Excel BI - PowerQuery Challenge 196

excel-challenges
power-query
Transpose the problem table into result table. Class will be populated under subjects and marks will be populated under headers Marks-Subject Name.
Published

March 24, 2026

Illustration for Excel BI - PowerQuery Challenge 196

Challenge Description

Transpose the problem table into result table.

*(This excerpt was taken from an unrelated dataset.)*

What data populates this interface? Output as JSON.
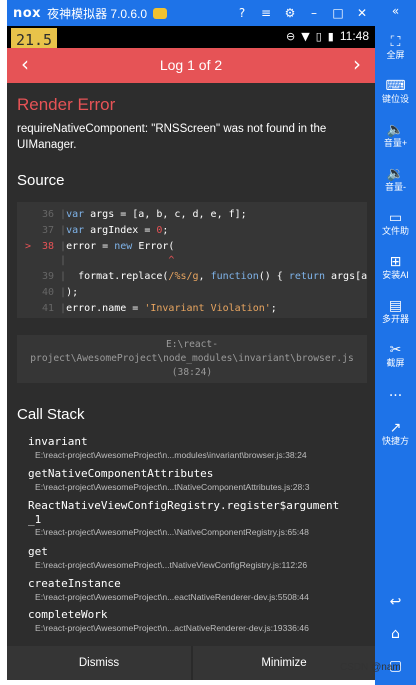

Class will be populated under subjects and marks will be populated under headers Marks-Subject Name.

Solutions

library(tidyverse)
library(readxl)

path = "Power Query/PQ_Challenge_196.xlsx"
input = read_xlsx(path, range = "A1:C11")
test  = read_xlsx(path, range = "F1:O5")

result = input %>%
  mutate(class1 = Class) %>%
  pivot_wider(names_from = Subject, values_from = c(class1, Marks), names_sep = "-") %>%
  select(-Class) %>%
  rename_with(~str_remove(., "class1-"), starts_with("class1-")) %>%
  select(sort(names(.), decreasing = FALSE)) %>%
  select(1:3,9:10, everything()) 

identical(result, test)
#> [1] TRUE
  • Logic:

    • Reshapes the data into the structure required by the result table

    • Builds helper columns that drive the final output

    • Uses direct pattern parsing where the workbook encodes logic in text

  • Strengths:

    • The R solution stays close to the workbook logic and keeps the transformation compact.
  • Areas for Improvement:

    • The code assumes the workbook layout and selected ranges remain stable.
  • Gem:

    • The best part of the solution is choosing the right intermediate shape before formatting the final output.
import pandas as pd

path = "PQ_Challenge_196.xlsx"
input = pd.read_excel(path, usecols="A:C", nrows=11)
test = pd.read_excel(path, usecols="F:O", nrows=4)

result = input.copy()
result["class1"] = result["Class"]
result = result.pivot_table(index=["class1"], columns=["Subject"], values=["class1", "Marks"], aggfunc="first", fill_value="")
result.columns = result.columns.map(lambda x: "-".join(x))
result = result.reset_index()
result = result.sort_index(axis=1)
result.columns = result.columns.str.replace("Class-", "")
result = result.drop(columns=["class1"])
result = result.applymap(lambda x: pd.to_numeric(x, errors="coerce", downcast="integer"))
test = test.applymap(lambda x: pd.to_numeric(x, errors="coerce", downcast="integer"))

print(result.equals(test)) # True
  • Logic:

    • Reads the workbook range needed for the challenge

    • Reshapes the data into the structure required by the result table

  • Strengths:

    • The Python version follows the same workbook rule in a direct pandas-oriented implementation.
  • Areas for Improvement:

    • As with the R version, any workbook layout change would require small adjustments.
  • Gem:

    • The implementation stays close to the source challenge instead of adding unnecessary abstraction.

Difficulty Level

This task is moderate:

  • It combines reshaping, grouping, or parsing steps that are common in Power Query style problems.

  • The main challenge is reproducing the workbook output structure exactly.